Emirates Steel Arkan’s third-quarter profit rises 4% to $29 million

The Abu Dhabi-based company will continue to seek new acquisition and joint venture opportunities to grow, its group chief executive says

Emirates Steel Arkan's nine-month profit rose by more than 1 per cent on an annual basis to Dh387.6 million. Photo: Emirates Steel Arkan
Powered by automated translation

Emirates Steel Arkan, the UAE's largest public steel and building materials business, reported a 4 per cent annual jump in its third-quarter net profit on the back of lower costs and a rise in other income.

Net profit for the three months to the end of September climbed to Dh107.1 million ($29.16 million), the company said in a filing on Wednesday to the Abu Dhabi Securities Exchange, where its shares are traded.

Direct costs declined 21 per cent, year on year, to Dh1.8 billion while finance and other income increased during the period. Revenue for the period slid 18 per cent annually to Dh2 billion.

The company’s nine-month profit rose by more than 1 per cent to Dh387.6 million as direct costs fell more than 10 per cent to Dh5.7 billion.

Revenue for the January-September period stood at Dh6.48 billion, compared with Dh7.1 billion during the same period last year.

“What we see is there are a lot of headwinds in the steel industry [including high-interest rates, as well as geopolitical issues that could reduce demand],” group chief executive Saeed Al Remeithi told The National in an interview.

“However, we are in a good position, from the local market and from the strong balance sheet that we have in the company.”

The demand for steel and building materials continues to be high in the UAE amid a construction boom and the launch of new projects by developers.

Earlier this year, Dubai approved a new master plan for Palm Jebel Ali – a luxury lifestyle project that will occupy an area twice the size of Palm Jumeirah.

The long-planned tourist attraction – spearheaded by leading developer Nakheel – will include 80 hotels and resorts, green spaces and other leisure and retail amenities spanning 13.4 square km.

Other developers are also launching new projects.

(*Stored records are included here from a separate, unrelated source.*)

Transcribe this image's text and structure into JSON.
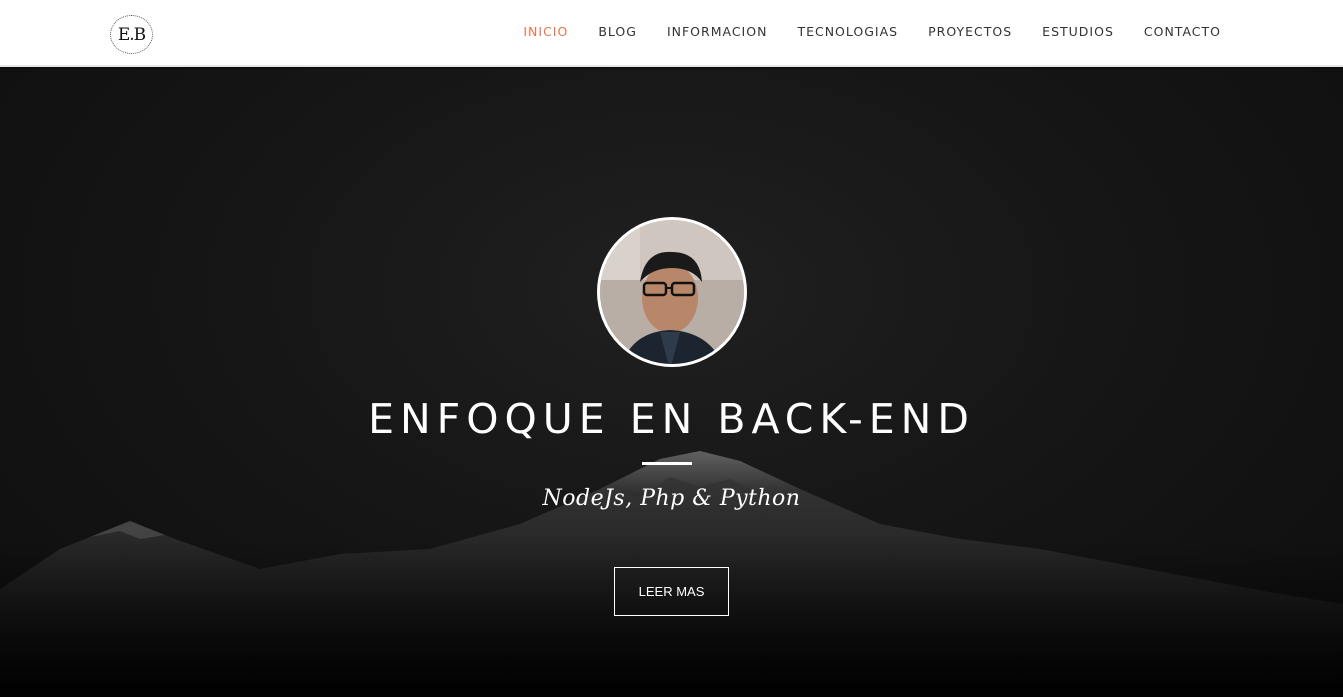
{
  "brand": {
    "logo_text": "E.B"
  },
  "nav": {
    "items": [
      {
        "label": "INICIO",
        "active": true
      },
      {
        "label": "BLOG",
        "active": false
      },
      {
        "label": "INFORMACION",
        "active": false
      },
      {
        "label": "TECNOLOGIAS",
        "active": false
      },
      {
        "label": "PROYECTOS",
        "active": false
      },
      {
        "label": "ESTUDIOS",
        "active": false
      },
      {
        "label": "CONTACTO",
        "active": false
      }
    ]
  },
  "hero": {
    "title": "ENFOQUE EN BACK-END",
    "subtitle": "NodeJs, Php & Python",
    "cta_label": "LEER MAS",
    "background": "dark-mountain-photo"
  },
  "colors": {
    "accent": "#e8734a",
    "nav_text": "#333333",
    "hero_text": "#ffffff"
  }
}
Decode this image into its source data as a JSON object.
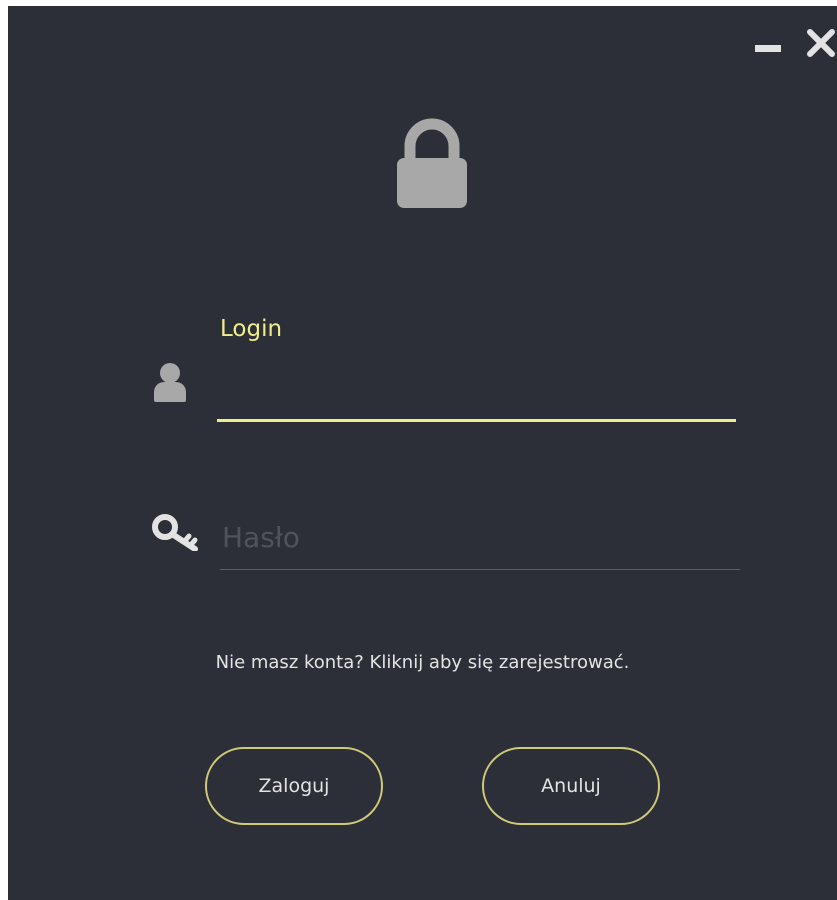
{
  "window": {
    "background": "#2c2f37"
  },
  "controls": {
    "minimize_icon": "minimize-icon",
    "close_icon": "close-icon"
  },
  "header": {
    "icon": "lock-icon"
  },
  "login_field": {
    "label": "Login",
    "value": "",
    "icon": "user-icon",
    "accent_color": "#f0ee8c"
  },
  "password_field": {
    "placeholder": "Hasło",
    "value": "",
    "icon": "key-icon"
  },
  "register_link": {
    "text": "Nie masz konta? Kliknij aby się zarejestrować."
  },
  "buttons": {
    "login_label": "Zaloguj",
    "cancel_label": "Anuluj",
    "border_color": "#cfc979"
  }
}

“Demand is healthy and is expected to continue throughout next year,” Mr Al Remeithi said.

The company will also seek new acquisitions and joint venture opportunities to grow its business.

“We are looking everywhere … for any opportunity, as long as it fits into our strategy,” he said.

Earlier this year, Emirates Steel Arkan and AD Ports Group, the operator of industrial cities and free zones in Abu Dhabi, signed a non-binding initial agreement with Japanese companies to establish a low-carbon iron supply complex in the emirate.

The company, which supplies manufacturing and construction sectors in the UAE and more than 70 other markets, aims to boost its exports to new markets, including India and North Africa.

“There are some primary markets for us like Europe and the US where we are always there but in some markets, sometimes there is an opportunity [and] we can really go and sell,” he said.

“India is booming and maybe North Africa. Those are the potential markets, where we can be there.”

Formed after the merger of Emirates Steel and Arkan Building Materials in 2021, Emirates Steel Arkan is majority owned by Abu Dhabi holding company ADQ.

The company reduced its net bank debt by 61 per cent to Dh424 million by the end of September, from Dh1.1 billion at the beginning of the year.